Doch die selbstbewusste Sopranistin wollte Unabhängigkeit – und erzielte mit “Joshua” ihren ersten Solo-Hit in den Country Charts. Zum Abschied von Wagoner schrieb sie 1974 für ihn “I Will Always Love You”. Ein Soul-Song, mit dem Whitney Houston 1992 im Film “Bodyguard” weltweit Mega-Furore machen sollte. Heute ehrt etwa Kollegin Beyoncé den Star mit einer Coverversion des Parton-Hits “Jolene” (1974).
Mit “Here You Come Again” schaffte die Künstlerin 1977 auch den Übergang zum Pop. Obwohl sie nicht als militante Feministin auftritt, prangert sie in ihren Songs immer wieder Benachteiligungen von Frauen an und ermutigt zu eigener Stärke (“Just Because I”m A Woman”, 1968).

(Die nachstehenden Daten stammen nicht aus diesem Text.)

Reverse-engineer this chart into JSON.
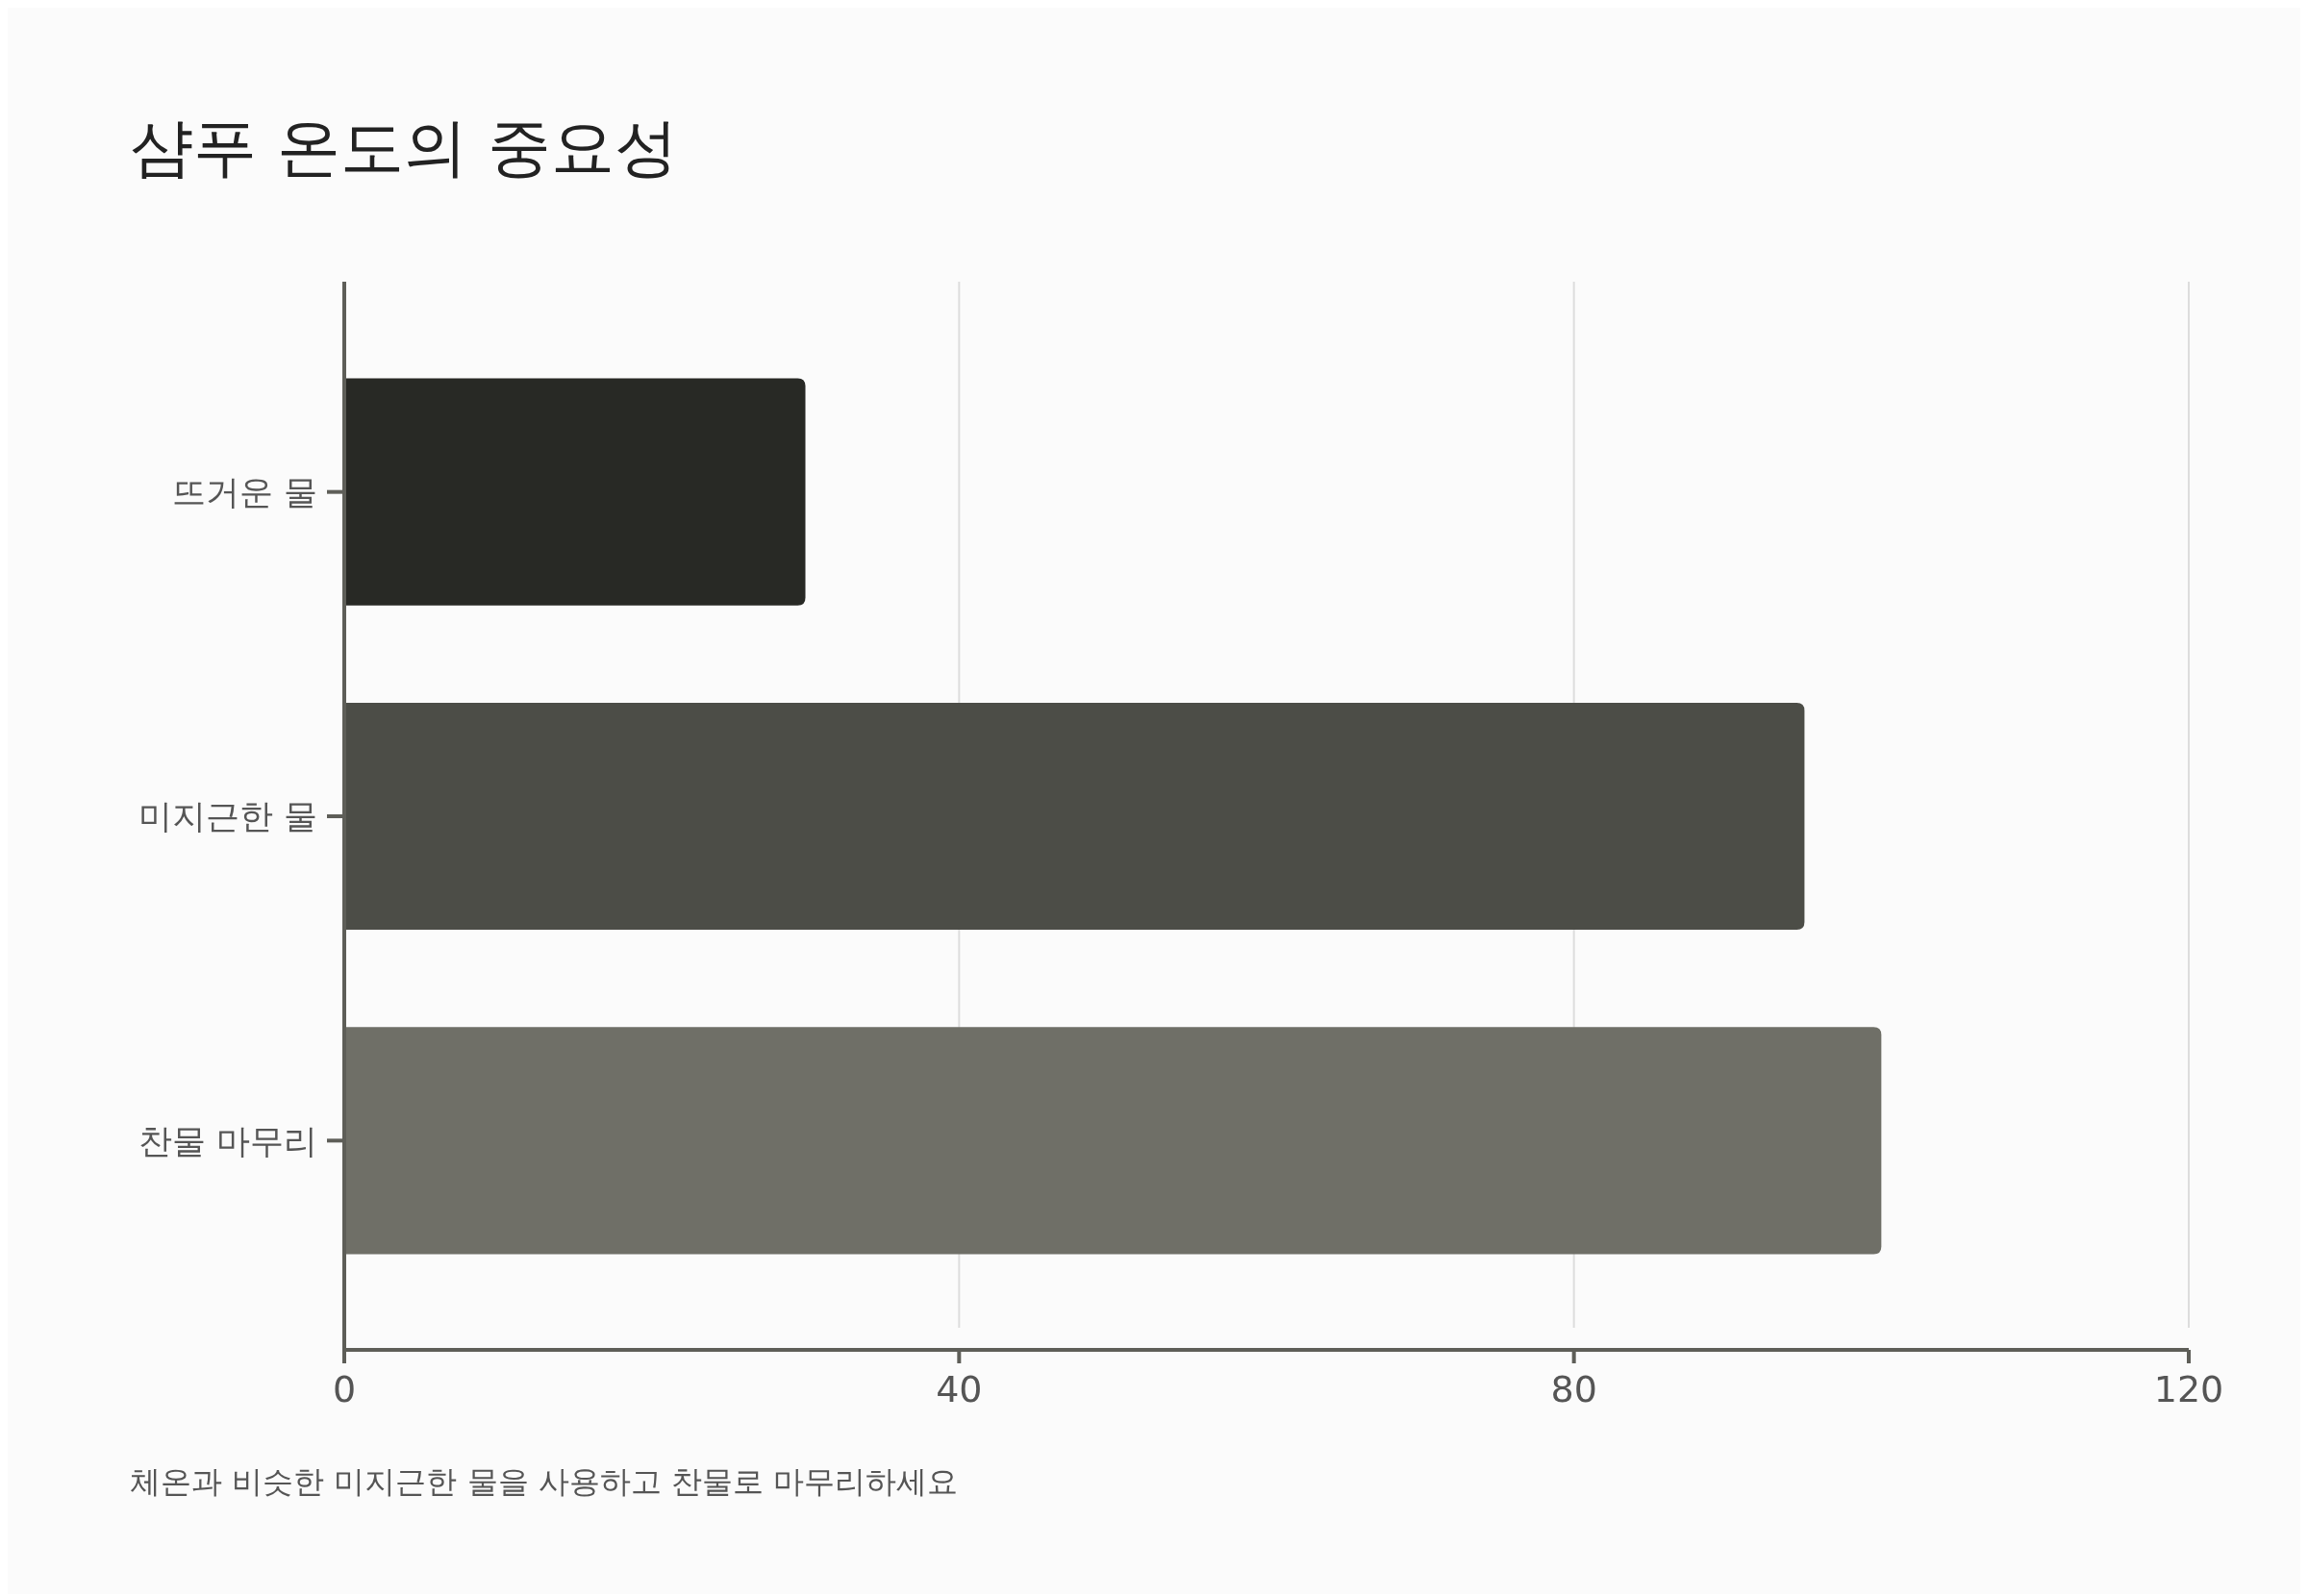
{
  "chart_data": {
    "type": "bar",
    "orientation": "horizontal",
    "title": "샴푸 온도의 중요성",
    "categories": [
      "뜨거운 물",
      "미지근한 물",
      "찬물 마무리"
    ],
    "values": [
      30,
      95,
      100
    ],
    "colors": [
      "#282925",
      "#4c4d47",
      "#6f6f67"
    ],
    "xlim": [
      0,
      120
    ],
    "xticks": [
      0,
      40,
      80,
      120
    ],
    "grid": "x",
    "annotations": [
      "체온과 비슷한 미지근한 물을 사용하고 찬물로 마무리하세요"
    ]
  }
}
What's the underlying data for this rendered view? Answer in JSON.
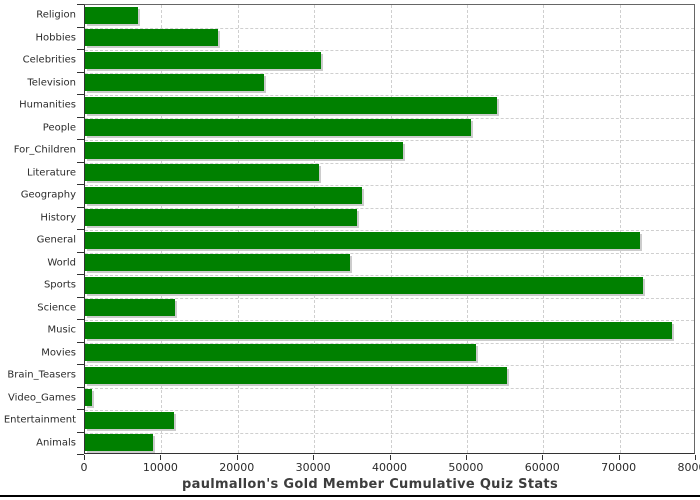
{
  "title": "paulmallon's Gold Member Cumulative Quiz Stats",
  "chart_data": {
    "type": "bar",
    "orientation": "horizontal",
    "title": "paulmallon's Gold Member Cumulative Quiz Stats",
    "categories": [
      "Religion",
      "Hobbies",
      "Celebrities",
      "Television",
      "Humanities",
      "People",
      "For_Children",
      "Literature",
      "Geography",
      "History",
      "General",
      "World",
      "Sports",
      "Science",
      "Music",
      "Movies",
      "Brain_Teasers",
      "Video_Games",
      "Entertainment",
      "Animals"
    ],
    "values": [
      7000,
      17400,
      30900,
      23500,
      53900,
      50500,
      41700,
      30600,
      36300,
      35600,
      72700,
      34700,
      73000,
      11800,
      76800,
      51200,
      55300,
      900,
      11600,
      8900
    ],
    "xlim": [
      0,
      80000
    ],
    "x_ticks": [
      0,
      10000,
      20000,
      30000,
      40000,
      50000,
      60000,
      70000,
      80000
    ],
    "x_tick_labels": [
      "0",
      "10000",
      "20000",
      "30000",
      "40000",
      "50000",
      "60000",
      "70000",
      "80000"
    ],
    "grid_style": "dashed",
    "legend": "none",
    "bar_color": "#008000",
    "shadow_color": "#cccccc",
    "grid_color": "#cfcfcf",
    "background_color": "#ffffff"
  }
}
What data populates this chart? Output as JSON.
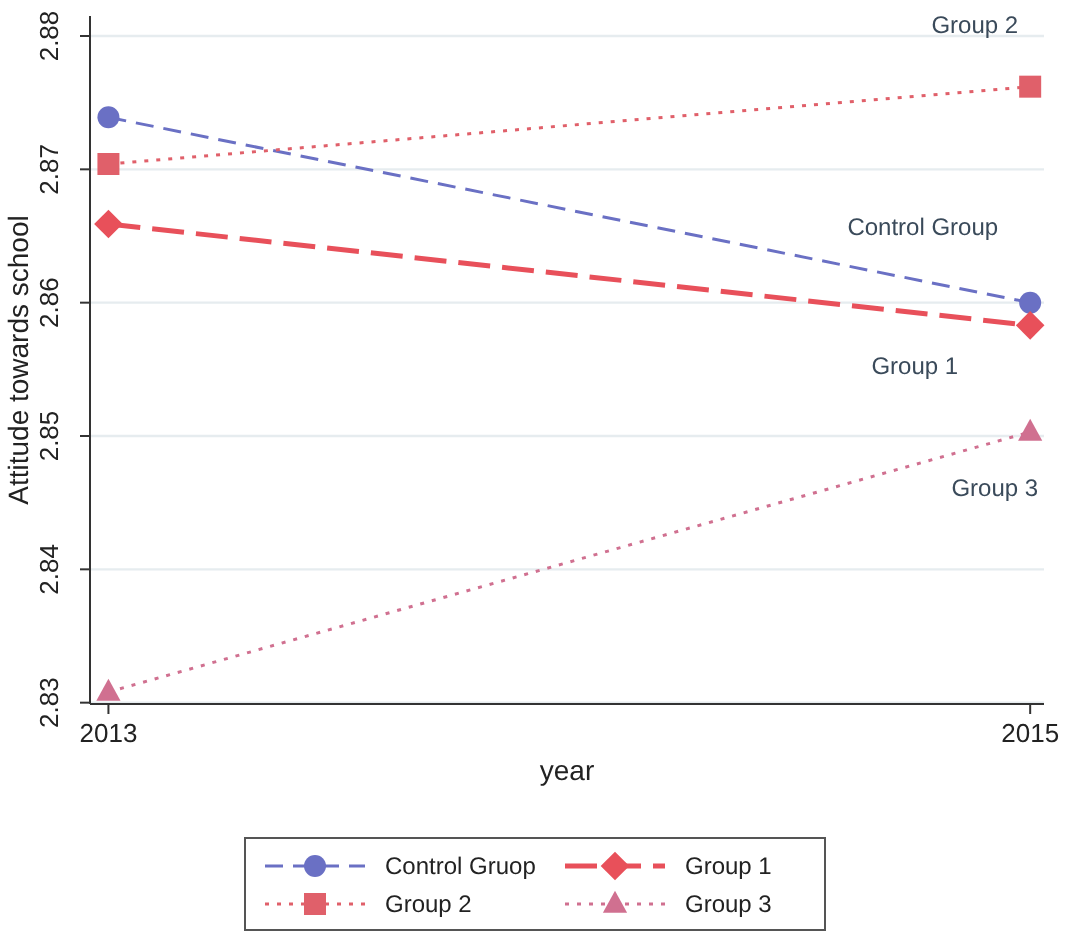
{
  "chart_data": {
    "type": "line",
    "xlabel": "year",
    "ylabel": "Attitude towards school",
    "x": [
      2013,
      2015
    ],
    "xlim": [
      2012.96,
      2015.03
    ],
    "xticks": [
      2013,
      2015
    ],
    "ylim": [
      2.8299,
      2.8815
    ],
    "yticks": [
      2.83,
      2.84,
      2.85,
      2.86,
      2.87,
      2.88
    ],
    "grid": "y",
    "legend": "bottom",
    "series": [
      {
        "name": "Control Gruop",
        "color": "#6a70c4",
        "values": [
          2.8739,
          2.86
        ],
        "marker": "circle",
        "line_style": "dashed"
      },
      {
        "name": "Group 1",
        "color": "#e8505a",
        "values": [
          2.8659,
          2.8583
        ],
        "marker": "diamond",
        "line_style": "dashed"
      },
      {
        "name": "Group 2",
        "color": "#e0606a",
        "values": [
          2.8704,
          2.8762
        ],
        "marker": "square",
        "line_style": "dotted"
      },
      {
        "name": "Group 3",
        "color": "#d07090",
        "values": [
          2.8308,
          2.8503
        ],
        "marker": "triangle",
        "line_style": "dotted"
      }
    ],
    "annotations": [
      "Control Group",
      "Group 1",
      "Group 2",
      "Group 3"
    ]
  }
}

In den 1980ern wurde ihr Hit “Coat Of Many Colors”, der von christlichen Familien geliebt wurde, zur Regenbogenhymne. Und sie selbst wurde von Dragqueens als Patin verehrt – bis heute. In jenem Jahrzehnt reüssierte die Sängerin auch als Schauspielerin in Hollywood – wie in der Screwball-Komödie “Nine To Five” (“Warum eigentlich … bringen wir den Chef nicht um?”) mit Jane Fonda und Lily Tomlin.
Dollywood
“Dollywood” heißt dagegen der Freizeitpark in Tennessee, den sie um einen Nachbau des alten Holzhäuschens zu Ehren ihrer Eltern errichten ließ. Trotz allem amerikanischen Optimismus hat die auch sozial sehr engagierte Musikerin, die 58 Jahre lang mit dem inzwischen gestorbenen Geschäftsmann Carl Dean verheiratet war, eine melancholische Seite. Als sie nach einer Operation 1985 keine Kinder mehr bekommen konnte, an Depressionen und Suizidgedanken litt, schrieb sie das traurige Lied “Down From Dover”. In der Coverversion von Marianne Faithfull geriet auch das zum Erfolg.